Da tutto quanto riferito e dalle esperienze, sia nei paesi in cui ancora sussistono queste pratiche che in quelli europei, in cui sono state promulgate leggirestrittive, si evidenzia una chiara testimonianza: se si vuole raggiungere l'obiettivo, certo non facile né raggiungibile in breve tempo, di eradicare le mutilazioni genitali femminili, occorre agire innanzitutto attraverso una capillare, convinta e scientifica informazione con il coinvolgimento di istituzioni, strutture, ma anche, e soprattutto, di organizzazioni di volontariato per incidere sui fattori primari che sono alla base, atavicamente, di questa cruenta pratica, e far prevalere il rispetto della dignità della persona, in particolare del ruolo della donna nella società. Le norme restrittive di natura penale e amministrativa, pur necessarie, da sole hanno dimostrato di non riuscire ad eliminare in quei paesi tale nefanda tradizione. Sono queste le premesse che sono alla base della presentazione delle proposte di legge in discussione.
L'obiettivo primario di varare, anche in Italia, una legge ad hoc è quindi quello di prevedere e di coordinare le attività svolte dai ministeri competenti, innanzitutto ed in modo capillare attraverso una costante campagna di informazione a vari livelli, sia nei paesi di origine ed in particolare al momento della richiesta del visto presso i consolati italiani, sia alle frontiere italiane al momento del primo contatto degli immigrati con il nostro paese, al fine di prevenire ed eliminare tali pratiche; occorre quindi programmare, oltre ad attività di prevenzione ed informazione, con l'aiuto di organizzazioni di volontariato e non-profit e delle strutture sanitarie, anche corsi di preparazione al parto per donne infibulate in stato di gravidanza, un capillare monitoraggio presso strutture sanitarie e servizi sociali, la formazione del personale sanitario e non, affinché acquisisca le conoscenze specifiche per affrontare tali problematiche.

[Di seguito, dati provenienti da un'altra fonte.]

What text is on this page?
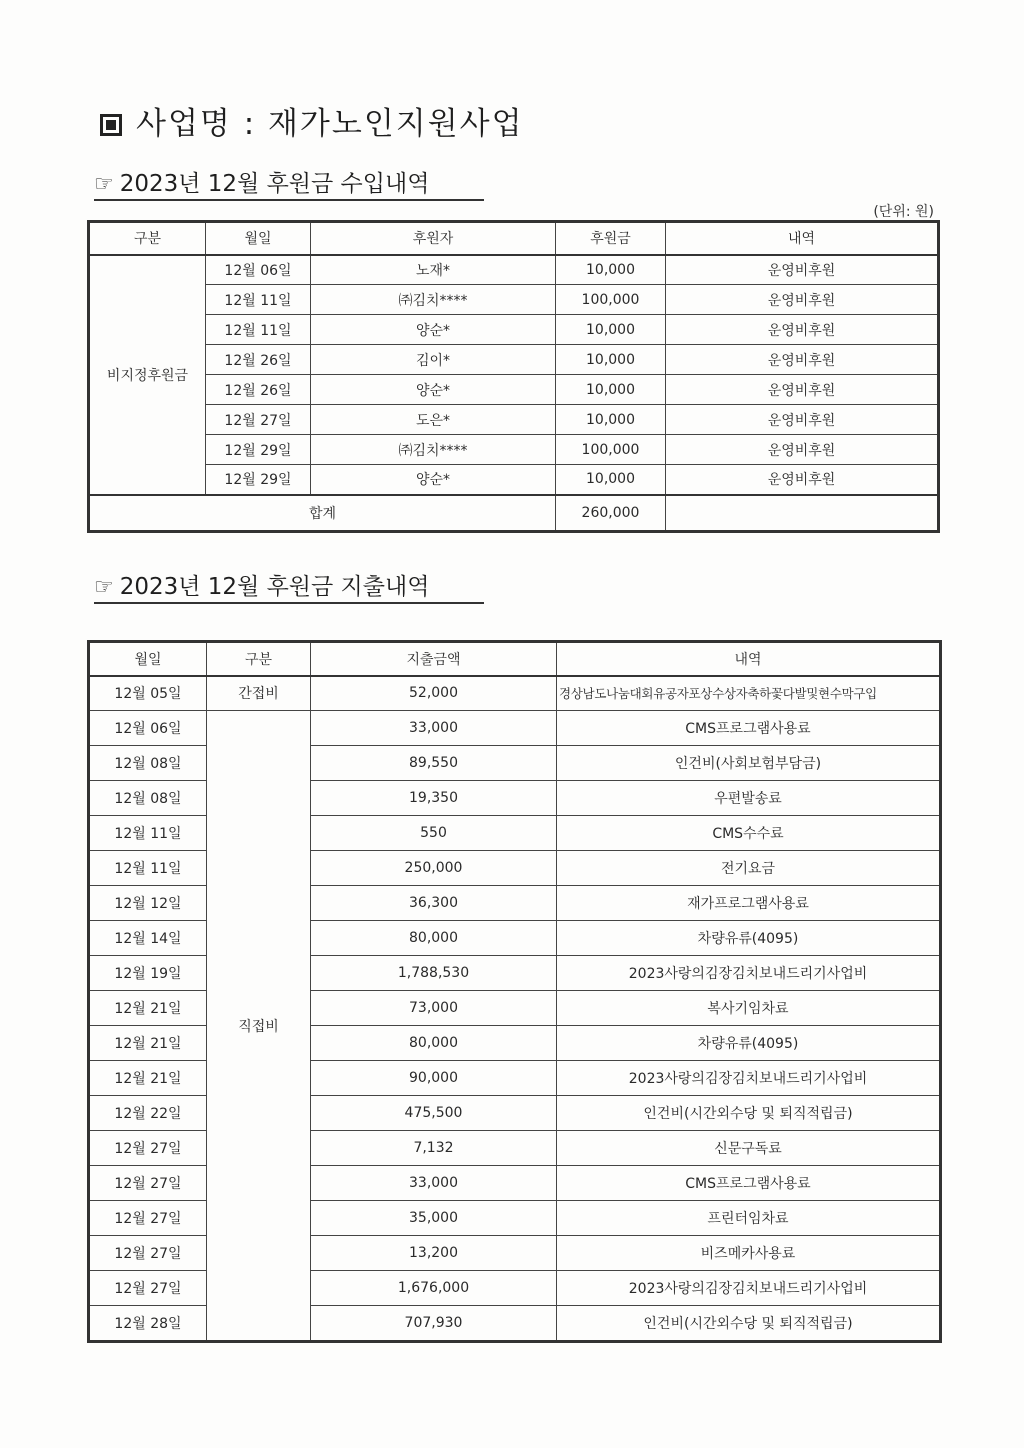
사업명 : 재가노인지원사업
☞ 2023년 12월 후원금 수입내역
(단위: 원)
구분	월일	후원자	후원금	내역
비지정후원금	12월 06일	노재*	10,000	운영비후원
	12월 11일	㈜김치****	100,000	운영비후원
	12월 11일	양순*	10,000	운영비후원
	12월 26일	김이*	10,000	운영비후원
	12월 26일	양순*	10,000	운영비후원
	12월 27일	도은*	10,000	운영비후원
	12월 29일	㈜김치****	100,000	운영비후원
	12월 29일	양순*	10,000	운영비후원
합계			260,000	
☞ 2023년 12월 후원금 지출내역
월일	구분	지출금액	내역
12월 05일	간접비	52,000	경상남도나눔대회유공자포상수상자축하꽃다발및현수막구입
12월 06일	직접비	33,000	CMS프로그램사용료
12월 08일		89,550	인건비(사회보험부담금)
12월 08일		19,350	우편발송료
12월 11일		550	CMS수수료
12월 11일		250,000	전기요금
12월 12일		36,300	재가프로그램사용료
12월 14일		80,000	차량유류(4095)
12월 19일		1,788,530	2023사랑의김장김치보내드리기사업비
12월 21일		73,000	복사기임차료
12월 21일		80,000	차량유류(4095)
12월 21일		90,000	2023사랑의김장김치보내드리기사업비
12월 22일		475,500	인건비(시간외수당 및 퇴직적립금)
12월 27일		7,132	신문구독료
12월 27일		33,000	CMS프로그램사용료
12월 27일		35,000	프린터임차료
12월 27일		13,200	비즈메카사용료
12월 27일		1,676,000	2023사랑의김장김치보내드리기사업비
12월 28일		707,930	인건비(시간외수당 및 퇴직적립금)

Particolare rilevanza riveste l'attivazione di un numero verde presso il Ministero dell'Interno che raccolga le segnalazioni di casi e che fornisca informazioni sulle istituzioni e sulle organizzazioni che operano nel settore, finalizzato a ricevere
segnalazioni da parte di chiunque venga a conoscenza dell'effettuazione delle mutilazioni genitali femminili, nonché per fornire informazioni sulle strutture sanitarie e sulle organizzazioni di volontariato che operano nel settore.
Accanto alle suddette iniziative finalizzate alla prevenzione, con il provvedimento si introduce uno specifico articolo nel codice penale (583-bis) che identifica chiaramente e specificamente il nuovo «reato» con sanzioni detentive e amministrative per tutti i soggetti coinvolti direttamente o indirettamente nella pratica delle mutilazioni genitali femminili.
Con l'approvazione di una tale legge l'Italia si avvierà concretamente a dare una risposta non solo di tipo umanitario, e ribadirà con forza l'irrinunciabile riconoscimento della dignità della persona ed in particolare il rispetto inviolabile dei diritti della donna e delle bambine che in alcun modo possono essere lesi e offesi.